Within the feminist spirituality movement, professor of religious studies, Anna Fedele describes the practices of a group of Spanish pilgrims for whom “a world-denying and body mortifying Christian attitude is at the root of most present-day evils and the principal cause of the exploitation of the planet” (Fedele 2013. p.145). The pilgrims consider themselves “heirs of an ancient pre-Christian and pre-patriarchal pagan cult of the Goddess” (ibid) and are among many groups involved in what I would describe as a ‘menstrual revival’ movement. The pilgrims believe that “women’s blood is sacred and see the menstrual cycle as a key element in the process of reversing Christianity’s systematic devaluation of the body, particularly the female body” (ibid).
In modern culture the power of menstruation and acknowledgement of the divine feminine has surfaced at various times within literature, art and philosophy- the divine feminine rises time and again despite forces that attempt to repress her.
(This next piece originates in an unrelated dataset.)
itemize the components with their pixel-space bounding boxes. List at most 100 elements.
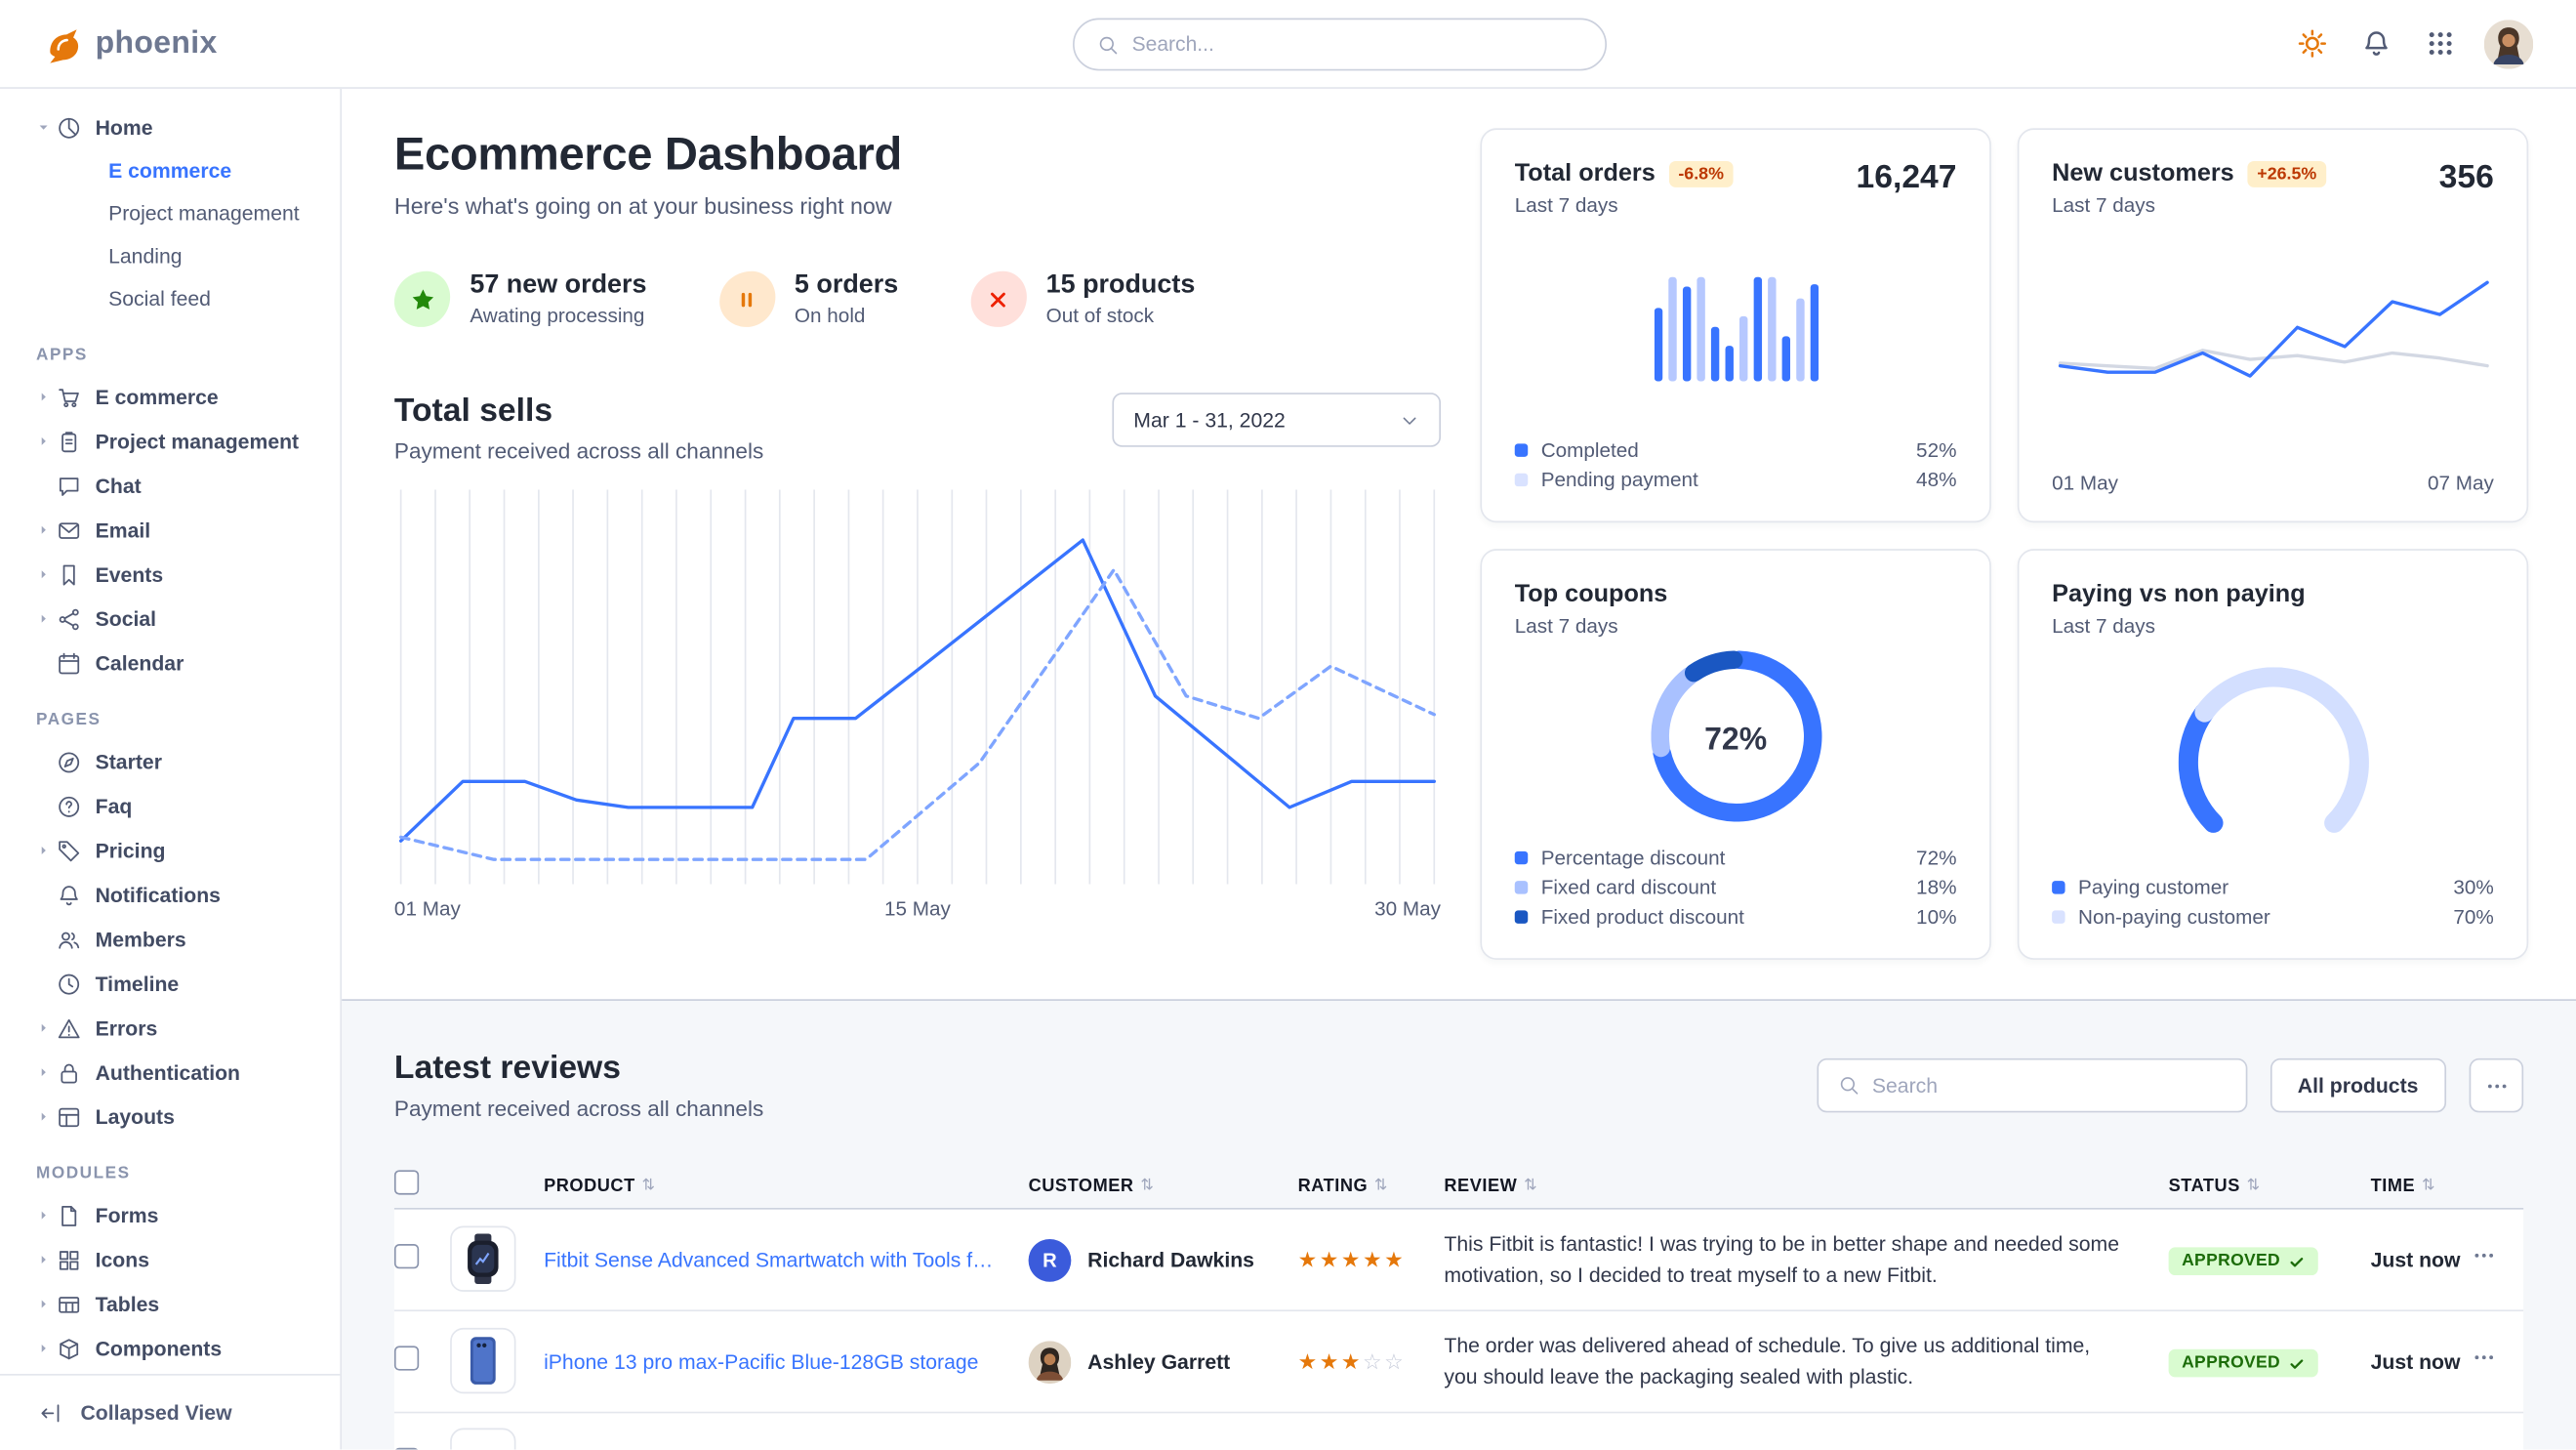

In the concluding chapter of The Golden Bough James Frazer sees menstruants as semi-divine “powers” (Knight 1991, p.381), and the anthropologist Robert Briffault says,
“The person of the menstruating woman is fraught with a strange power, which is thought of in some cultures a kind of communicable disease, and in others a kind of shamanic or magical holiness leading to prophetic fits and trances” (Shuttle and Redgrove 1978, p.62).
Anthropologist George Deveraux offers this controversial statement referring to menstruating women: “One does not bother to tie up a puppy with a steel cable” (Quoted in Shuttle and Redgrove, p. 61).
Demetra George considers that the rejected aspects of the feminine is the ‘Dark Goddess’ whose teachings attune women to the “trinity of feminine wholeness” (George, 1992, p.43).
The Dark Goddess is not only concerned with women and reviving the exiled aspects of the feminine, she is also concerned with “divination, magic, healing, sacred sexuality, the nonphysical dimensions of being, and the mysteries of birth, death, and regeneration” (George, 1992, p.43).
Rituals and knowledge involving birth, death, renewal, and regeneration are the domain of the Dark Goddess “who has come to contain the rejected aspects of feminine wholeness and, as such, she now symbolizes the feminine shadow” (George, 1992, p.44). George says that in rejecting the Dark Goddess and her teachings, not only women but the earth has suffered:
“In the attempt to deny the death bringing Dark Goddess who also holds the sexual secrets, patriarchal culture has concealed from us the knowledge of the healing and rejuvenating gifts of her sexuality. Not only has this gross misunderstanding poisoned the relationships between men and women, but the rejection of the feminine regenerative sexual power has also resulted in the stagnation and putrefaction of our bodies and the earth.”
Sylvia Brinton Perera who wrote Descent to the Goddess in 1932 says that women need to reconnect with that lost part of themselves and that the task for “unmothered daughters of patriarchy” (Perera, 1932, p.56) is to find healing:
“We need to undergo a “controlled regression” into the borderland-underworld levels of the dark goddess- back to ourselves before we had the form we know, back to the magic and archaic levels of consciousness and to the transpersonal passions and rages which both blast and nurture us there…. back to the body mind.”
Thus menstruation, both archaic and contemporary is a red thread that weaves through the ages and the mother-line… telling the story of the feminine mysteries… keeping them alive. Menstruation can provide an initiatory context for modern women to find the healing that Perera speaks of; it is an entirely feminine experience that can be rescued from patriarchal attitudes and control and may be reclaimed as an important aspect of the feminine principle.
Attempts to suppress the Dark Goddess, the feminine mysteries, and menstruation is ultimately futile, as “the more narrow and restrictive the society in which we live, the larger will be the collective shadow (George, 1992, p.48). Even although there is a possibility that menstruation may be physically eradicated, its archetypal image, its symbol and correspondences are not so easily diminished. Menstruation does not entirely become unreal by its absence… the shadow created by its rejection, I suspect, would be, is, felt at a collective level. But at this threshold in our story, where on one hand lies the road to menstrual suppression and the other opens the gateway to a menstrual revival, it is important to create modern day rituals and ceremonies around menstruation.
Eliade says “It is what happens in the sacred space, the space out of time (the tanshuman) that gives structure and consistency to the profane world.”
Considering what may be learned about the feminine mysteries from traditional and ancient cultures, restoring and reclaiming the creative life-enhancing ways of the feminine towards renewal and regeneration is much needed at this time: “Without the vital feminine balance to the collective patriarchal principle there is a certain barrenness to life” (Qualls-Corbett, 1988, p.16). As the feminine, female bodies and female biological functions have been particularly reviled in our modern world, the resacralization of menstruation, it seems, is a good place to start.